The Episcopal Church is doing just fine (sort-of)

Short Reads

Despite what the title of this post may imply, I am not a fact-denier and I do not have my head buried in the sand. I know all of the talk and blogs and tweets that are circulating about the decline of the Episcopal Church and the decline of the “mainline” denominations across the board. I do not deny that the numbers show a steady decline. I do not deny that the numbers are alarming for people who judge the church by attendance numbers. I do not deny any of this.

Did you catch what I did there?

The decline in attendance numbers are alarming for people who judge the church by attendance numbers. That’s it.

When did church become about how many people show up?

My reading of the New Testament tells me that church is much more about a group of people (two-two billion, the numbers are not whats important) that come together to share a meal, praise God, and then go out into the world, take care of the folks that can’t take care of themselves, and spread the Good News that death and the slavery of sin have been defeated.

Instead, for some reason, we only understand church as a building in which, for a healthy church, 100-500 people gather on Sunday mornings to do “the service”. If this truly is the meaning of the church then the Chicken Little’s throughout the church are right: the sky if falling!

But what if we let that image of the church die?

What if we let go of our need to be “successful” in the eyes of church growth experts and ecclesiological  abacus movers?

What if we found our success in the strength of the relationships formed within our church communities? What if the sign of a healthy church was the service that happened apart from Sunday mornings?

My last post was on the “Doomsday Preppers” of the church. With this new post it seems that I am holding the bludger and preparing to beat the poor, deceased horse.

I’m sorry if you are tired of hearing about church decline.

I am going to keep writing on it until we finally stop looking at the declining numbers and then immediately to our navels for the solution. There is no secret fix or ten step blog post that is going to “save” the church. (*Full disclosure: my last post contained a list. So did the one before that. I am not averse to blog lists in general, only when the list proposes a solution to an imaginary or misconstrued problem.)

The church has never been about success or numbers or strategic growth.

Unless I have greatly misunderstood my professors in my time so far in seminary it would appear that the church is all about failures, small numbers, and inefficient growth. If we really want the church to stop shrinking and to grow we should start living like the church. We should join people who are radically different from ourselves to worship, share, and serve. We should get out of our cells of individual convenience and into the untidy, complicated mess of community.

For all of the talk of decline, there are so many wonderful Episcopal churches that are doing amazing things. Big churches, small churches, urban, rural, “missional” (whatever that word means) ministries of all shapes and sizes.
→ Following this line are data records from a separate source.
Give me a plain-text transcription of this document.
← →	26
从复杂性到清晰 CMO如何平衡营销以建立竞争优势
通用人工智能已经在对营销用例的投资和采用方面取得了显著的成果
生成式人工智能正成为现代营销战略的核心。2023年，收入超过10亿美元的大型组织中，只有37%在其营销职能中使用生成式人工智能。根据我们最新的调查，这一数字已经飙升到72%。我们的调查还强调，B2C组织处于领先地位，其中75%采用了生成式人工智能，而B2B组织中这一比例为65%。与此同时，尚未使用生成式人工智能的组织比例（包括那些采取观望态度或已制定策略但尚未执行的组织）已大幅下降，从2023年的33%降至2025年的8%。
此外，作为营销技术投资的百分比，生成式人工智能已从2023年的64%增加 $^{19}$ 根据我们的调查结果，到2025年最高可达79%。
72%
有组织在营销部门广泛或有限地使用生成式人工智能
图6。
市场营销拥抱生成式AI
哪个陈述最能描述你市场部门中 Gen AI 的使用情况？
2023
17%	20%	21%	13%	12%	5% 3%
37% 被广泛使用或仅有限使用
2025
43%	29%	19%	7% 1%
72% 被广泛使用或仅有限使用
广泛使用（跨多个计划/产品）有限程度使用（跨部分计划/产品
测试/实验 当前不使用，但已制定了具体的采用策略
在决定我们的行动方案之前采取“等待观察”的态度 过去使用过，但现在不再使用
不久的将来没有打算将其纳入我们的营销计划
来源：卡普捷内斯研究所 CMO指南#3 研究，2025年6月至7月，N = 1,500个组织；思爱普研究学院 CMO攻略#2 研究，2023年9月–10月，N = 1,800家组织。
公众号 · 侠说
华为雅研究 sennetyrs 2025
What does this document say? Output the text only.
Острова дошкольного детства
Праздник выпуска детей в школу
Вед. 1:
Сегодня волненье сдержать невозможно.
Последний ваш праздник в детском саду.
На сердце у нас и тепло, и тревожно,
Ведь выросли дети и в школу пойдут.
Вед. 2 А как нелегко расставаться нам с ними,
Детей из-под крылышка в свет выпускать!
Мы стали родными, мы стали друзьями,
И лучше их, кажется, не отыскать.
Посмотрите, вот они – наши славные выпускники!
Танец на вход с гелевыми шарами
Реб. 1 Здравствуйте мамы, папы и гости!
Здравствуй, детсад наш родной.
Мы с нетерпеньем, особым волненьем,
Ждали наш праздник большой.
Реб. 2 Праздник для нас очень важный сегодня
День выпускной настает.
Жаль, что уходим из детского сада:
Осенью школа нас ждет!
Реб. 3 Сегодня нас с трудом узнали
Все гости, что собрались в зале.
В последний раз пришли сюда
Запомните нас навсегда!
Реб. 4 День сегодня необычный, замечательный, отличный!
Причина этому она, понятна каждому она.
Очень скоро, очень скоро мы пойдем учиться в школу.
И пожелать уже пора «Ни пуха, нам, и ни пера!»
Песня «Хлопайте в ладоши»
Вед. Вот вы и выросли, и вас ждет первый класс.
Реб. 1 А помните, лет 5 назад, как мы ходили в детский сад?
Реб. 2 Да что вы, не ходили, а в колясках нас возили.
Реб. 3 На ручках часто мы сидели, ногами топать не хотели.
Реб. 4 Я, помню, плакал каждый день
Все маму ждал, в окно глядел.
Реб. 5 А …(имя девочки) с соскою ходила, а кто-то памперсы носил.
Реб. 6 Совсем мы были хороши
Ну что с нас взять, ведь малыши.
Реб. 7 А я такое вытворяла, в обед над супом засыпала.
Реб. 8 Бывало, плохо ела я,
The Episcopal Church has got it all. If we showed off what we have and refused to add another voice to the never ending waterfall of pessimism and cynicism about church numbers, maybe we would see our churches grow.

The Episcopal Church is doing just fine, as long as you judge the success of a church based on lives changed and good work done in the name of Christ.

For those still hung up on attendance numbers, I pray that God would so enlarge your heart that you would see the people in front of you. If there is no one in your church on a Sunday I have good news for you – there are a ton of folks out in the world who could use your help (yes you), so lets get to work.